Умер у себя дома в Амстердаме 1 августа 1990 года.

Последний из великих социологов-классиков

На первый взгляд для творчества Элиаса характерна поразительная неоднородность. Создается впечатление, что этот социолог писал о каждом предмете, до которого мог дотянуться. Двор Людовика Четырнадцатого, развитие морской профессии, история использования вилки, жизнь Моцарта, напряженность между двумя группами фабричных рабочих в маленьком английском городе, феномен времени. Вы можете даже подумать, что кого-то с таким широким набором тем нельзя воспринимать слишком серьезно. Но видимость обманчива, потому что на самом деле все эти предметы объединены одним центральным понятием — понятием цивилизации.
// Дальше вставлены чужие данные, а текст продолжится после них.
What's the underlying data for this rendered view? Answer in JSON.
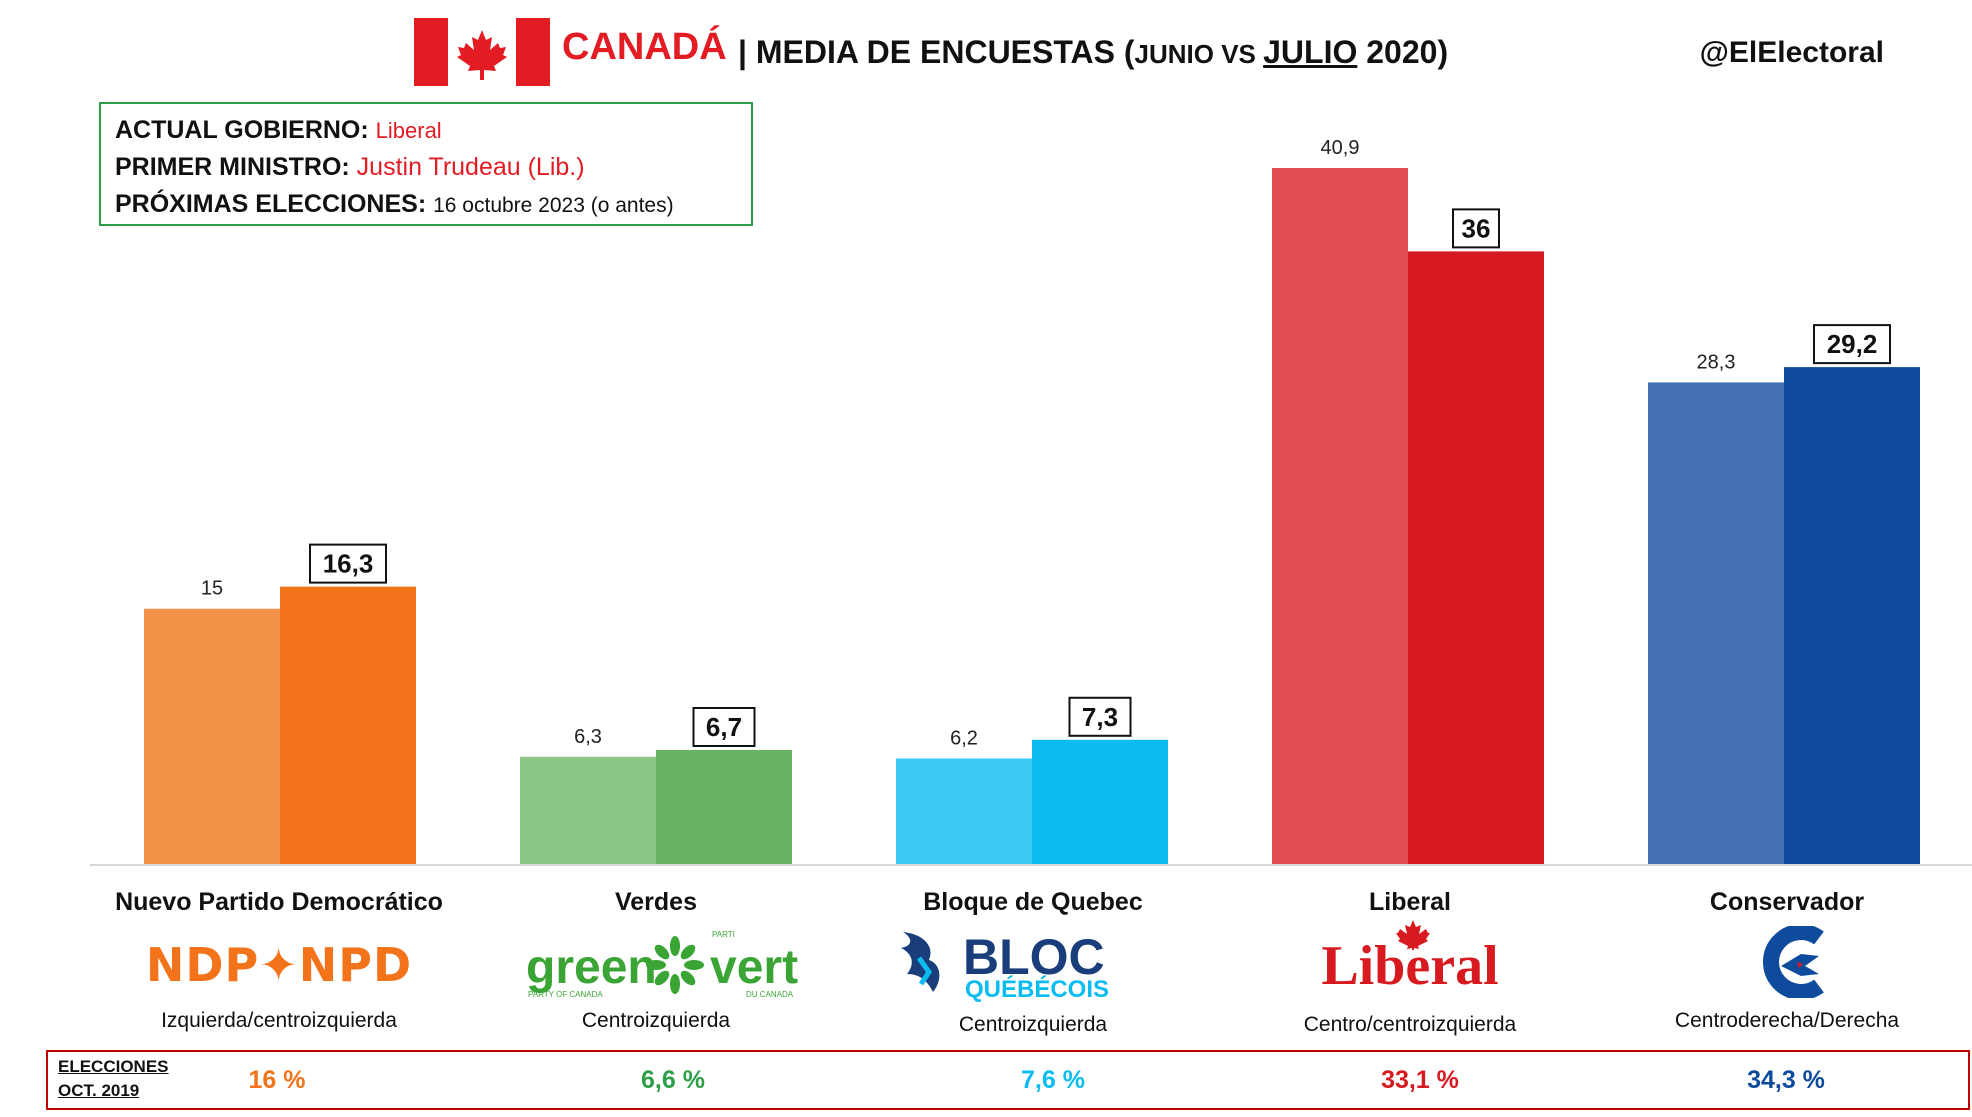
{
  "header": {
    "country": "CANADÁ",
    "separator": "|",
    "title_main": "MEDIA DE ENCUESTAS (",
    "title_junio": "JUNIO VS ",
    "title_julio": "JULIO",
    "title_year": " 2020)",
    "handle": "@ElElectoral"
  },
  "info": {
    "gobierno_label": "ACTUAL GOBIERNO:",
    "gobierno_value": "Liberal",
    "ministro_label": "PRIMER MINISTRO:",
    "ministro_value": "Justin Trudeau (Lib.)",
    "elecciones_label": "PRÓXIMAS ELECCIONES:",
    "elecciones_value": "16 octubre 2023 (o antes)"
  },
  "chart_data": {
    "type": "bar",
    "categories": [
      "Nuevo Partido Democrático",
      "Verdes",
      "Bloque de Quebec",
      "Liberal",
      "Conservador"
    ],
    "series": [
      {
        "values": [
          15,
          6.3,
          6.2,
          40.9,
          28.3
        ],
        "labels": [
          "15",
          "6,3",
          "6,2",
          "40,9",
          "28,3"
        ]
      },
      {
        "values": [
          16.3,
          6.7,
          7.3,
          36,
          29.2
        ],
        "labels": [
          "16,3",
          "6,7",
          "7,3",
          "36",
          "29,2"
        ]
      }
    ],
    "colors_junio": [
      "#f59249",
      "#8ac686",
      "#3ccaf3",
      "#e14b51",
      "#4371b4"
    ],
    "colors_julio": [
      "#f27319",
      "#68b466",
      "#0bbcf1",
      "#d71a20",
      "#0e4b9d"
    ],
    "ylim": [
      0,
      40.9
    ]
  },
  "parties": [
    {
      "name": "Nuevo Partido Democrático",
      "ideology": "Izquierda/centroizquierda",
      "logo": "NDP✦NPD",
      "color": "#f27319"
    },
    {
      "name": "Verdes",
      "ideology": "Centroizquierda",
      "logo_a": "green",
      "logo_b": "vert",
      "logo_sub_a": "PARTY OF CANADA",
      "logo_sub_b": "DU CANADA",
      "logo_top_b": "PARTI",
      "color": "#3aa435"
    },
    {
      "name": "Bloque de Quebec",
      "ideology": "Centroizquierda",
      "logo_a": "BLOC",
      "logo_b": "QUÉBÉCOIS",
      "color": "#1a3d7c"
    },
    {
      "name": "Liberal",
      "ideology": "Centro/centroizquierda",
      "logo": "Liberal",
      "color": "#d71a20"
    },
    {
      "name": "Conservador",
      "ideology": "Centroderecha/Derecha",
      "color": "#0e4b9d"
    }
  ],
  "elections": {
    "label_line1": "ELECCIONES",
    "label_line2": "OCT. 2019",
    "values": [
      "16 %",
      "6,6 %",
      "7,6 %",
      "33,1 %",
      "34,3 %"
    ],
    "colors": [
      "#f27319",
      "#2e9e48",
      "#0bbcf1",
      "#d71a20",
      "#0e4b9d"
    ]
  }
}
Норберт Элиас разработал очень общую теорию цивилизационного процесса, и, чтобы показать своей аудитории плодотворность, последствия и огромный диапазон своего теоретического подхода, он применял его к самым разнообразным темам, многие из которых считал неотложными, насущными проблемами.

В качестве примера можно привести книгу об одиночестве умирающих. Кажется, это касается предмета, который полностью отличается от всего, о чем он писал до сих пор. Но при ближайшем рассмотрении это снова книга о процессе цивилизации. Иногда социологи считают, что Элиас аплодирует процессу цивилизации, но эта книга показывает, что его позиция более беспристрастна и что он также признавал некоторые трагические аспекты цивилизационного процесса. Когда нам трудно находиться в присутствии людей, которым предстоит умереть, когда мы не решаемся прикоснуться, не говоря уже о том, чтобы помыть, наших умирающих отцов и матерей.
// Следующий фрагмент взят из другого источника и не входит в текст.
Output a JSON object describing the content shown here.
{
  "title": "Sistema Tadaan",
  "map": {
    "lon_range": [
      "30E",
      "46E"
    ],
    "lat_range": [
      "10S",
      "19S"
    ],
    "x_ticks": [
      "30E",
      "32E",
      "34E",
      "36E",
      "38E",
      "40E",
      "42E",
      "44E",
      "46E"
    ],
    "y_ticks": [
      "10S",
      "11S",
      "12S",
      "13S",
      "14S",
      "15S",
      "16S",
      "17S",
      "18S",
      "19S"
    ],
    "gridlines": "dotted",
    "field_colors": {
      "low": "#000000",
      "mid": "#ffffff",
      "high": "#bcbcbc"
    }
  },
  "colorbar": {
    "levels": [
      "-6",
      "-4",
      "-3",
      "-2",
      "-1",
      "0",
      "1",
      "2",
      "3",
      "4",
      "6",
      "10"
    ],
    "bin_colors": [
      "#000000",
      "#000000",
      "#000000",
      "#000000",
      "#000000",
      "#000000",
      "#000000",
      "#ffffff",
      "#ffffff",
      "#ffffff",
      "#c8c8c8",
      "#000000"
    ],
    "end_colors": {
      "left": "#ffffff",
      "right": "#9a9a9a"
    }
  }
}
Одна из проблем со словом «цивилизация» заключается в том, что оно имеет очень много моральных подтекстов. Некоторые этнологи, например, считают, что это термин с такой некрасивой историей. Мы цивилизованные, они примитивные, они дикари, и поэтому они должны нам подчиняться, мы их хозяева. Терминологии, сыгравшей столь извращенную роль, например, в дискурсе колониальных наций, не следует отводить место в социальных науках. В политических дебатах слово «цивилизация» по-прежнему играет очень моралистическую роль. Когда член парламента говорит, что то, как мы обращаемся с пожилыми людьми, как мы обращаемся с больными или инвалидами, как мы обращаемся с нашими сельскохозяйственными животными, является показателем того, насколько мы на самом деле цивилизованы, тогда слово «цивилизованный» используется как оружие в словесной драке, а здесь это означает конечное благо, против которого никто не может быть против.
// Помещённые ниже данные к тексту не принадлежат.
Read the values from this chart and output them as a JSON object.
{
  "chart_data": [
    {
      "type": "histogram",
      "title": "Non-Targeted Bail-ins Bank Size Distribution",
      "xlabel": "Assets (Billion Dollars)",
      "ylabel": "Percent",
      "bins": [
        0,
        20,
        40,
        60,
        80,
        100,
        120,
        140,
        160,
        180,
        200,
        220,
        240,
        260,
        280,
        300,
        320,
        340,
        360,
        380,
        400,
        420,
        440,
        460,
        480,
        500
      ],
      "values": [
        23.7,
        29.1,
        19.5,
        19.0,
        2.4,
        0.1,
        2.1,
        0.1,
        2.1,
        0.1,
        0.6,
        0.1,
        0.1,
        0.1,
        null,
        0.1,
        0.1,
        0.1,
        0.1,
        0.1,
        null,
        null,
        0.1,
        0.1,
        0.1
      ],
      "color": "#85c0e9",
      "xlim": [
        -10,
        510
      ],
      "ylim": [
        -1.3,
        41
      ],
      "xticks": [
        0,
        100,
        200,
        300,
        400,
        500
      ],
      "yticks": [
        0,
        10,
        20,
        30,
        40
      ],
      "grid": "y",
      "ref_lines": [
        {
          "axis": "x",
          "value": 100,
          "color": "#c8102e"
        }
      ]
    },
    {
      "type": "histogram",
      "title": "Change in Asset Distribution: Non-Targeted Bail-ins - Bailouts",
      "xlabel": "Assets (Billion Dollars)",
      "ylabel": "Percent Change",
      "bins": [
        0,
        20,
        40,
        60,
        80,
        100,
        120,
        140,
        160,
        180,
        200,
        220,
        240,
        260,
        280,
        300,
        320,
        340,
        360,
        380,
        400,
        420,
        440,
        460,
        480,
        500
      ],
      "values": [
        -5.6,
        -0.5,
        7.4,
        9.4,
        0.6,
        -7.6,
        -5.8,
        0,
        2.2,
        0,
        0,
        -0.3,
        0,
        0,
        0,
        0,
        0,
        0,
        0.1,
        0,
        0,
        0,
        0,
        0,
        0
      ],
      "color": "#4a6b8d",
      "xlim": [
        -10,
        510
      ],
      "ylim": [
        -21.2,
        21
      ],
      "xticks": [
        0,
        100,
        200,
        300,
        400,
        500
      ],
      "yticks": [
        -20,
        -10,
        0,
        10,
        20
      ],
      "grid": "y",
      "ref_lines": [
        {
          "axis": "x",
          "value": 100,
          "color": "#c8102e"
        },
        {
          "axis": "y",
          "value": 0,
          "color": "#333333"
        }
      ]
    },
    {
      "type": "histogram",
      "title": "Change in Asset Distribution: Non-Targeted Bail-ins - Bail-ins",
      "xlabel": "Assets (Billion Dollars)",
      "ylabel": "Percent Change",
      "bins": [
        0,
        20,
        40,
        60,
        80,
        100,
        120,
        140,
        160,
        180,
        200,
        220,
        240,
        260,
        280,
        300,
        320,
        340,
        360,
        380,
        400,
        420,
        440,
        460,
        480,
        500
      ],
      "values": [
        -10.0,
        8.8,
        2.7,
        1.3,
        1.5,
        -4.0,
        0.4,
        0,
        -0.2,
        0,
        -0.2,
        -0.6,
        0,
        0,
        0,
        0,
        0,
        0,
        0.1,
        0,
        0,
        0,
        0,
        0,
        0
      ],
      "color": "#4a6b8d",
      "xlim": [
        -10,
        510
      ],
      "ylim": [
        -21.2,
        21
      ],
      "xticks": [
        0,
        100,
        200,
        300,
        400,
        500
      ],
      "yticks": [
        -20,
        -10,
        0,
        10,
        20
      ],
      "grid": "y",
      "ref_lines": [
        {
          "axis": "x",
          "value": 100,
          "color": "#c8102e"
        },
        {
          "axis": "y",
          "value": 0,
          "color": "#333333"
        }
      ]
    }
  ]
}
Но можно также противопоставить термину «цивилизованный» такие термины как «честный», «подлинный», «настоящий», «искренний», и тогда он будет относиться к поверхностности, к нечестности, к лицемерию. А еще есть более фрейдистский способ говорить о цивилизации, как о чем-то, что заставляет людей скрывать свои самые сокровенные импульсы, подавлять то, что они действительно чувствуют, что они на самом деле хотели бы делать. Подавление побуждений в конечном счете ведет к фрустрации, а фрустрация может быть причиной всевозможных психических заболеваний. В этом дискурсе цивилизация рассматривается как нечто, что может подорвать наше психологическое здоровье. Итак, цивилизация несет с собой множество оценочных суждений, иногда положительных, иногда отрицательных.

То, что делает Норберт Элиас, заключается не в том, чтобы заглушить эти осуждающие обертоны, а в том, чтобы задать простой вопрос: есть ли возможность изучать процесс цивилизации эмпирическим путем? Можем ли мы операционализировать эту концепцию, можем ли мы наблюдать, как она работает на самом деле?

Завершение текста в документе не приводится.